More Canadian millionaires expected within the next 5 years
In the next five years, the number of Canadian millionaires will “jump by more than half,” according to CBC. This prediction puts the Canadian millionaire growth rate ahead of growth rates in the United States.
The Global Wealth Report 2018 from Credit Suisse claims Canada’s 1.3 million millionaires this year will “rise 54 per cent to nearly two million people by 2023.”
Out of the world’s largest growing economies, Canada places third behind China and Russia. All three countries are expected to have the largest percentage gain concerning new millionaires over the next five years.
Credit Suisse used different elements to determine the potential for increased wealth, including home ownership, gross domestic product and inflation based on the most recent International Monetary Fund (IMF) economic outlook.
Wealth in Canadian housing market
One of the main drivers of Canadian wealth is our high (and increasing) property values. Despite a recent cooling period, the Canadian real estate market will continue to make millionaires as we move forward.
“One of the assumptions behind the increase in the number of millionaires is that Canadians’ housing wealth will continue to rise – no collapse in that market,” said economics professor Jim Davies.
The Canadian Real Estate Association released data this week showing a near 9% decrease in home sales in September, compared to the previous year.
Davies explained that there are “currently a lot of people with wealth just below $1 million US.” As property values increase over the next five years, those hovering around the $1 million mark have a high probability of surpassing that million-dollar mark.
“The predicted rise in wealth over the five years would take everyone with wealth equal to more than three times the average now into the millionaire group if it happened today,” said Davies.
The report claims that more than 46% of Canadians are valued between $100,000 and $1 million.
Despite the increased Canadian wealth predicted over the next half-decade, Credit Suisse warns that the Canadian economy faces some unique challenges. Credit Suisse classifies the Canadian outlook as “somewhat uncertain” based on some important factors.

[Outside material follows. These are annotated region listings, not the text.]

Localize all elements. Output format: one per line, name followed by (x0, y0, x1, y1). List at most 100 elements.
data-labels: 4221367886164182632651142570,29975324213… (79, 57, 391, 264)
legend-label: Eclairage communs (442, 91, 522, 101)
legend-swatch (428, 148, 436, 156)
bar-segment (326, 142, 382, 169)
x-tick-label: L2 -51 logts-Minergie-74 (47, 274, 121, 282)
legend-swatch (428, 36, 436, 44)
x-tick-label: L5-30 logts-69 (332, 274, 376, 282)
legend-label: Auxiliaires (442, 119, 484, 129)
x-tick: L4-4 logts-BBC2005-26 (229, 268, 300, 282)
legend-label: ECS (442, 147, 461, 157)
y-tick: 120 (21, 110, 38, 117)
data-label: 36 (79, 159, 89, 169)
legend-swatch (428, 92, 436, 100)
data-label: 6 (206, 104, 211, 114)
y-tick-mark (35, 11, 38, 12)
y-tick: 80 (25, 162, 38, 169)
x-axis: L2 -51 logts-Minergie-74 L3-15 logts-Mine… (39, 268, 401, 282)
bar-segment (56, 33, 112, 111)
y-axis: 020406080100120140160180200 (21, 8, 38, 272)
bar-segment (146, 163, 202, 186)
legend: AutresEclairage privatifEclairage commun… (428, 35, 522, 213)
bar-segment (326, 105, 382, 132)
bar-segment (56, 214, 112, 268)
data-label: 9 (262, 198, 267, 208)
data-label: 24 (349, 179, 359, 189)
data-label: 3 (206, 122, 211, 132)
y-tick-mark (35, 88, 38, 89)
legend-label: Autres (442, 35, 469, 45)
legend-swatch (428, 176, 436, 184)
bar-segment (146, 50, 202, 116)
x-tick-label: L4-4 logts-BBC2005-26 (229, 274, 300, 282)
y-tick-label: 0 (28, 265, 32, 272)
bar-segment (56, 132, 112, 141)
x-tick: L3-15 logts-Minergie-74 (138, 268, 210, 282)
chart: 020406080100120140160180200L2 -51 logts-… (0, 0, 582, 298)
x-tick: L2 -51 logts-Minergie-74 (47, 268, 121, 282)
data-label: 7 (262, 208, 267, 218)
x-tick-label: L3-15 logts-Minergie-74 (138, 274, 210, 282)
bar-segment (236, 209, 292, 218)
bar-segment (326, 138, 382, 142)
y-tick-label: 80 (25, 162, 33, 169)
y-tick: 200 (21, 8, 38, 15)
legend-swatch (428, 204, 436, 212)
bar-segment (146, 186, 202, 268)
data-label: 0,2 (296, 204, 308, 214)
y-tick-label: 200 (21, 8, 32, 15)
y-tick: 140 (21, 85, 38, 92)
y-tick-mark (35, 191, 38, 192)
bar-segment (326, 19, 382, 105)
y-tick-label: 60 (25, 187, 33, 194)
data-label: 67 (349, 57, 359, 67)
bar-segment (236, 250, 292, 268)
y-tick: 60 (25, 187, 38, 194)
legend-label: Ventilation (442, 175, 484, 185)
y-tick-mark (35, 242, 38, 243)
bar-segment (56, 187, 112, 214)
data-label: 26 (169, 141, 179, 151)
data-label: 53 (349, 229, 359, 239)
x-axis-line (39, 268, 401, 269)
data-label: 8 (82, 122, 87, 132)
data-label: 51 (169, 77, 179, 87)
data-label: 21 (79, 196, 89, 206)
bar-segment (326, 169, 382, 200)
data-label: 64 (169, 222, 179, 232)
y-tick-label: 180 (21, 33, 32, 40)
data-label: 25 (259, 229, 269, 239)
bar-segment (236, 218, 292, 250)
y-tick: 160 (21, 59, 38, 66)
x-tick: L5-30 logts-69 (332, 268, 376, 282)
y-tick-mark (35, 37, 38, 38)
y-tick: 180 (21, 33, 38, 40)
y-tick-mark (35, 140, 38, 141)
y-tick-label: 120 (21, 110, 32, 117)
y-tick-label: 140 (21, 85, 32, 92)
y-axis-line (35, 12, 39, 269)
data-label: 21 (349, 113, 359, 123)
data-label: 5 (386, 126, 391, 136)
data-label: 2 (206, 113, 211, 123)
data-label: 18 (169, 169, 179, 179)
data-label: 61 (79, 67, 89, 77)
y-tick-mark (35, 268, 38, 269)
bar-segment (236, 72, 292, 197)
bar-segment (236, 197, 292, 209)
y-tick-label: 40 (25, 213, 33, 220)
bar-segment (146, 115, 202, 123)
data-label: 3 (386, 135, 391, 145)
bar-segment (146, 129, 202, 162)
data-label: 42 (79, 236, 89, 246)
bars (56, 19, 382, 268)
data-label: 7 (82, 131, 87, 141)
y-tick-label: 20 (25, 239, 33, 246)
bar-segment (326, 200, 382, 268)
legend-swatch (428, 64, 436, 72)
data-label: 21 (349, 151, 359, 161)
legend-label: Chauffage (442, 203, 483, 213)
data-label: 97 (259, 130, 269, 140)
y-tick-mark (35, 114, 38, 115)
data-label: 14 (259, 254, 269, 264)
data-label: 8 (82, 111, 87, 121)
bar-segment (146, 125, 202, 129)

“Approval has not been obtained for new oil pipelines, contributing to a glut of oil in the United States Midwest. This has forced the price for oil from Canada’s tar sands well below the world price.”
And on trade:
“Trade frictions have become serious, with the United States continuing punitive tariffs on Canadian lumber, steel and aluminum, despite having reached a tentative free trade agreement with Canada and Mexico to replace NAFTA.”